Aspect Interaction forte fondamentale Force nucléaire résiduelle
Médiateur Gluons (via la charge de couleur) Pions (mésons)
Agit entre Quarks Nucléons
Domaine Intérieur des protons et des neutrons Entre nucléons (échelle nucléaire)
Confinement des quarks Oui Non
Portée effective < 1 fm ≈ 1 - 2 fm

En substance, les gluons médient l’interaction forte uniquement entre quarks, et leur action demeure confinée à l’intérieur d’un nucléon.

Cependant, une fraction résiduelle du champ de couleur déborde au-delà des limites des nucléons. C’est cette interaction débordante qui engendre la force nucléaire résiduelle, à l’origine de la cohésion entre protons et neutrons dans le noyau.

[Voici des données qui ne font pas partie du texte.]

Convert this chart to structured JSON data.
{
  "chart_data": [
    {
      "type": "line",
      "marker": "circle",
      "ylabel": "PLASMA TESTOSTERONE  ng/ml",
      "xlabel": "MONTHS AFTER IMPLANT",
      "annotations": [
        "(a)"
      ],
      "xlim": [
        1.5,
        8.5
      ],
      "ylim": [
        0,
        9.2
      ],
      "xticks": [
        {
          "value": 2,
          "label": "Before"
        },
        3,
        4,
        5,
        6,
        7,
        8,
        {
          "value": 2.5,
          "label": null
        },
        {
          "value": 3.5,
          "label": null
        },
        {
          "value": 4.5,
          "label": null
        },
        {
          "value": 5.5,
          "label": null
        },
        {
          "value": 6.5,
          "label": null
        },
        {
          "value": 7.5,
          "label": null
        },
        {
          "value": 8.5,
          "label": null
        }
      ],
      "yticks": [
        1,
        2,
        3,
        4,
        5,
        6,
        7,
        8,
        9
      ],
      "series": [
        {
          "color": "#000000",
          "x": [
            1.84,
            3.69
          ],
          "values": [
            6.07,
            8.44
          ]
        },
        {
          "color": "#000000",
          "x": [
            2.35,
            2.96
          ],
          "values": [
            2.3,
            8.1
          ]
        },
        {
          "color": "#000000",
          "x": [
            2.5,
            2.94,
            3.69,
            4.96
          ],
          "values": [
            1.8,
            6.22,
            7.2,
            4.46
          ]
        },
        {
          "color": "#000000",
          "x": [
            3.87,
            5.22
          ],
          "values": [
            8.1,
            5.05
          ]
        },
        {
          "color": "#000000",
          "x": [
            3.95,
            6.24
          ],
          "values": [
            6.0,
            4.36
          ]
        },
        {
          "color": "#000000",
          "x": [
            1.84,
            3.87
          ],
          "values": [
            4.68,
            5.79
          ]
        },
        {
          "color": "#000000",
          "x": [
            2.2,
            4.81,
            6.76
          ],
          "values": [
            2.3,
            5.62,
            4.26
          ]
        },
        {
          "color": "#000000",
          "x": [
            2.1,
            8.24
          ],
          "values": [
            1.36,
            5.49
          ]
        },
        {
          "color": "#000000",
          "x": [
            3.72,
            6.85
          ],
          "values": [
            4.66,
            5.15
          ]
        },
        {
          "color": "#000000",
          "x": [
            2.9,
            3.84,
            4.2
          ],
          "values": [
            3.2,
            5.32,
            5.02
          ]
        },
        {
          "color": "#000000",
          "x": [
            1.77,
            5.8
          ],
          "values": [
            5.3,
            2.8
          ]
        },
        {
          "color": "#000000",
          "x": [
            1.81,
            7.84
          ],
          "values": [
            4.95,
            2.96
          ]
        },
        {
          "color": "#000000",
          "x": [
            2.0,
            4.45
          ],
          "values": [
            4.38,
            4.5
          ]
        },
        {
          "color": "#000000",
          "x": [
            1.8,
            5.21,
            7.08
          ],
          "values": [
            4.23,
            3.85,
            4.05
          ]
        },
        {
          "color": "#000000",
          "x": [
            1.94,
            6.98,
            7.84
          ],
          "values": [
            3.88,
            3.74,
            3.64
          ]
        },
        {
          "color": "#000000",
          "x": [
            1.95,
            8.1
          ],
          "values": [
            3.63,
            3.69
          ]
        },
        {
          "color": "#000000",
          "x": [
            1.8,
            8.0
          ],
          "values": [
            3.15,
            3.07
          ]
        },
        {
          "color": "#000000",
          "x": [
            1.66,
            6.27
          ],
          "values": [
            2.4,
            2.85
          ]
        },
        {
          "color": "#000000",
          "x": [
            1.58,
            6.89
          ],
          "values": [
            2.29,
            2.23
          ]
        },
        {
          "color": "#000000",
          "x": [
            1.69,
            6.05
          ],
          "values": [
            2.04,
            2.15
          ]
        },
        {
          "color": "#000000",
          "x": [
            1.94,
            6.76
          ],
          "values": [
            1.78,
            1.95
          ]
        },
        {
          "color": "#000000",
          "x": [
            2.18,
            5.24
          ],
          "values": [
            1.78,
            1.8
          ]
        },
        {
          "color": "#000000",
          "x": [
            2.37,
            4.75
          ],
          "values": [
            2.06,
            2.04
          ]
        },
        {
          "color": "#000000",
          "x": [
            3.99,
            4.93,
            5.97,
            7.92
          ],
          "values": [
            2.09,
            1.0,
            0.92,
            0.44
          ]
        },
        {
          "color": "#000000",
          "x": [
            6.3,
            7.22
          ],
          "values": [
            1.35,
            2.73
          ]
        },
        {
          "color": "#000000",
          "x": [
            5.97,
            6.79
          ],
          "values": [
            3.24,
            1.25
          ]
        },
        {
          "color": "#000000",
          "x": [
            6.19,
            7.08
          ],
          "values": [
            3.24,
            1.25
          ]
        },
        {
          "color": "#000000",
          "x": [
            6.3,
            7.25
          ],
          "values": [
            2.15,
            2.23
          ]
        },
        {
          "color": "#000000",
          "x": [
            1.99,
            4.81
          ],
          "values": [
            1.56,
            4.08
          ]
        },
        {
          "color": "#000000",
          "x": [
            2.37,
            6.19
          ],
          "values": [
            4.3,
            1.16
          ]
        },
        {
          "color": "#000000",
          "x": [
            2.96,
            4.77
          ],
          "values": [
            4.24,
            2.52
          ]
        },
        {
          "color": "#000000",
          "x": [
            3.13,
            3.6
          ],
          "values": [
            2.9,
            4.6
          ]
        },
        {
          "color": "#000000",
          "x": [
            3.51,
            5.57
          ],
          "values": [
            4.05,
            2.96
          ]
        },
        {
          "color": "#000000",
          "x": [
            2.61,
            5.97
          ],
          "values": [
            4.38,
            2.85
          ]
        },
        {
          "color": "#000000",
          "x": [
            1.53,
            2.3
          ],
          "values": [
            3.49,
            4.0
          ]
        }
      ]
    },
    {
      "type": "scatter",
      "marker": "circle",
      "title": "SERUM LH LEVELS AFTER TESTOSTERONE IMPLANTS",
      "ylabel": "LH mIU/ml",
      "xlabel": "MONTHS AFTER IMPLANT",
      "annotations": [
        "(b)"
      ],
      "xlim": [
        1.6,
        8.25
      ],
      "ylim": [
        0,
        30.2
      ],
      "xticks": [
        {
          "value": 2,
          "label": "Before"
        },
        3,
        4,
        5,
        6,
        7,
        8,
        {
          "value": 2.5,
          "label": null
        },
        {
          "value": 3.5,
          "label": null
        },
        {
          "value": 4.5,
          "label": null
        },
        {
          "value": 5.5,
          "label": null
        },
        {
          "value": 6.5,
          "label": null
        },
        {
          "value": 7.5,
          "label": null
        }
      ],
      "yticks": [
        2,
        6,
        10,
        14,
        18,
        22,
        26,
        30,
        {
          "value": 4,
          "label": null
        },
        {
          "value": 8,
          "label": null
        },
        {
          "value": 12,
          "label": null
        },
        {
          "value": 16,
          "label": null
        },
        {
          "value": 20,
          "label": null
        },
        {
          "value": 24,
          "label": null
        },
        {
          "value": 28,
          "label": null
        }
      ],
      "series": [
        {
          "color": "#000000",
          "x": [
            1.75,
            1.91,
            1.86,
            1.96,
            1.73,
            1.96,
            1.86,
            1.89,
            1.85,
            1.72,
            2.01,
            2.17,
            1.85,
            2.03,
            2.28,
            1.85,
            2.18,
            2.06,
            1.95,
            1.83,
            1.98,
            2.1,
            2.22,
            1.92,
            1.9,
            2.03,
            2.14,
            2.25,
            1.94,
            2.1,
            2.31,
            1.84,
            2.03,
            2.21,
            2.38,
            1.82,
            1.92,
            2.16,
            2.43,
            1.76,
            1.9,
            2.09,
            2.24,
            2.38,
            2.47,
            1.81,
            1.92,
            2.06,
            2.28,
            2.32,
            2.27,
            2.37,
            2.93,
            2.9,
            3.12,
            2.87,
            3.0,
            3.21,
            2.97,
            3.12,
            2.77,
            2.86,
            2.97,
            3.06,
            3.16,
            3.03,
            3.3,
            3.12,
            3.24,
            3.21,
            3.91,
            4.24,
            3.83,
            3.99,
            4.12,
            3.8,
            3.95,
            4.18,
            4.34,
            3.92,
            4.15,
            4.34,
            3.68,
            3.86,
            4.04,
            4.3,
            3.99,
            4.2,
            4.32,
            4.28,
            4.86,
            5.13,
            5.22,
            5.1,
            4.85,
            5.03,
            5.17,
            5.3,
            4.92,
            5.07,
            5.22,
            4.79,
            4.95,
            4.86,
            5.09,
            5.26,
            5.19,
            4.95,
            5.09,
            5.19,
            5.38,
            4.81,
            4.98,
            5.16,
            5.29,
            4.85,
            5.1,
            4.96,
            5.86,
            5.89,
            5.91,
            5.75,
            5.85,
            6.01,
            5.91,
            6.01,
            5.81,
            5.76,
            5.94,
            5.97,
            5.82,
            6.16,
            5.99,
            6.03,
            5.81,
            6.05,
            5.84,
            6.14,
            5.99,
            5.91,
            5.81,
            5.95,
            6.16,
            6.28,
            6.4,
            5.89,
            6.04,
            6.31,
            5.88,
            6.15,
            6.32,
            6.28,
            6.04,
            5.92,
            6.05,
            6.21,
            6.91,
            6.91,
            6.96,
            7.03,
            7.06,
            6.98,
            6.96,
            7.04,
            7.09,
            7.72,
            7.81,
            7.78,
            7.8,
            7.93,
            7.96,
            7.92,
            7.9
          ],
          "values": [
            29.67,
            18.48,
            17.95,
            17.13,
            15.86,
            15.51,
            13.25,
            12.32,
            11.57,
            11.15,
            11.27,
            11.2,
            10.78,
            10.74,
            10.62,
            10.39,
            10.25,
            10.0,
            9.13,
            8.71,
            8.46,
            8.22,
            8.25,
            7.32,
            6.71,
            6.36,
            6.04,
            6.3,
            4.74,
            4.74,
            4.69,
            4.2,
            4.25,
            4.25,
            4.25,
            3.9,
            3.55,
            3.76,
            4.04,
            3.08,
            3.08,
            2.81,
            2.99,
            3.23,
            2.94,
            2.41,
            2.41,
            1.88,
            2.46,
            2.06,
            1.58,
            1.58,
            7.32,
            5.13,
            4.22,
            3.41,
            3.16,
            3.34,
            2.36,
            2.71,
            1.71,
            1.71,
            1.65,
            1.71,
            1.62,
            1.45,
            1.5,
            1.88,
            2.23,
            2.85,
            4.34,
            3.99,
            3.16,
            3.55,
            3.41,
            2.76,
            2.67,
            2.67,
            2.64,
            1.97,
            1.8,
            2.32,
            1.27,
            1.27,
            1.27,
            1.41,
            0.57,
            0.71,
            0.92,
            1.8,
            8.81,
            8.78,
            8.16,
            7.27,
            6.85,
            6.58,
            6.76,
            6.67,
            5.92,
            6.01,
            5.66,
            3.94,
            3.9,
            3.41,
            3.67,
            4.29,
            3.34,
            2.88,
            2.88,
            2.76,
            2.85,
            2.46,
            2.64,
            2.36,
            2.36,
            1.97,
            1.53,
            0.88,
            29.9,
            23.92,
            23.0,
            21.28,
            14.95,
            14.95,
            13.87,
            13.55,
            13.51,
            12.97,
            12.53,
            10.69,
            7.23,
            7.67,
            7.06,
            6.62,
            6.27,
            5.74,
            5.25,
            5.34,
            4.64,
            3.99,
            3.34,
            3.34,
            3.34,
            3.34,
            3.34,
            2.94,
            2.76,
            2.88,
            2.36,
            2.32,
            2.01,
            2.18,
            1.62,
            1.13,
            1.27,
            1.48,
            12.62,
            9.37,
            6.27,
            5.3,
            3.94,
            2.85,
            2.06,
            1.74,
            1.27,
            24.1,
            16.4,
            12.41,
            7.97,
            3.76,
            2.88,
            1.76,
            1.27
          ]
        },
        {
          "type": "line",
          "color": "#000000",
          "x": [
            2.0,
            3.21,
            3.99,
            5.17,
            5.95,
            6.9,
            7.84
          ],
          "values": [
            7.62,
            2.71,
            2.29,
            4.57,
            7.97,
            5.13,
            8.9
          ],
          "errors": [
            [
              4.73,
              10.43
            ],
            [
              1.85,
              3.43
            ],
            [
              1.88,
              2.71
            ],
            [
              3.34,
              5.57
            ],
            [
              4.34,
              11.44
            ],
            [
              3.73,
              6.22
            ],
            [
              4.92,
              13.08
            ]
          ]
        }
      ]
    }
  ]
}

À l’image des forces intermoléculaires, issues d’interactions dipolaires résiduelles entre molécules neutres, la force nucléaire résiduelle peut être comprise comme la trace à plus grande échelle de l’interaction de couleur fondamentale agissant à l’intérieur des nucléons.

Dans les deux cas, ce qui se manifeste comme une force distincte à une échelle supérieure n’est en réalité que la conséquence indirecte d’une interaction plus fondamentale qui opère à un niveau microscopique.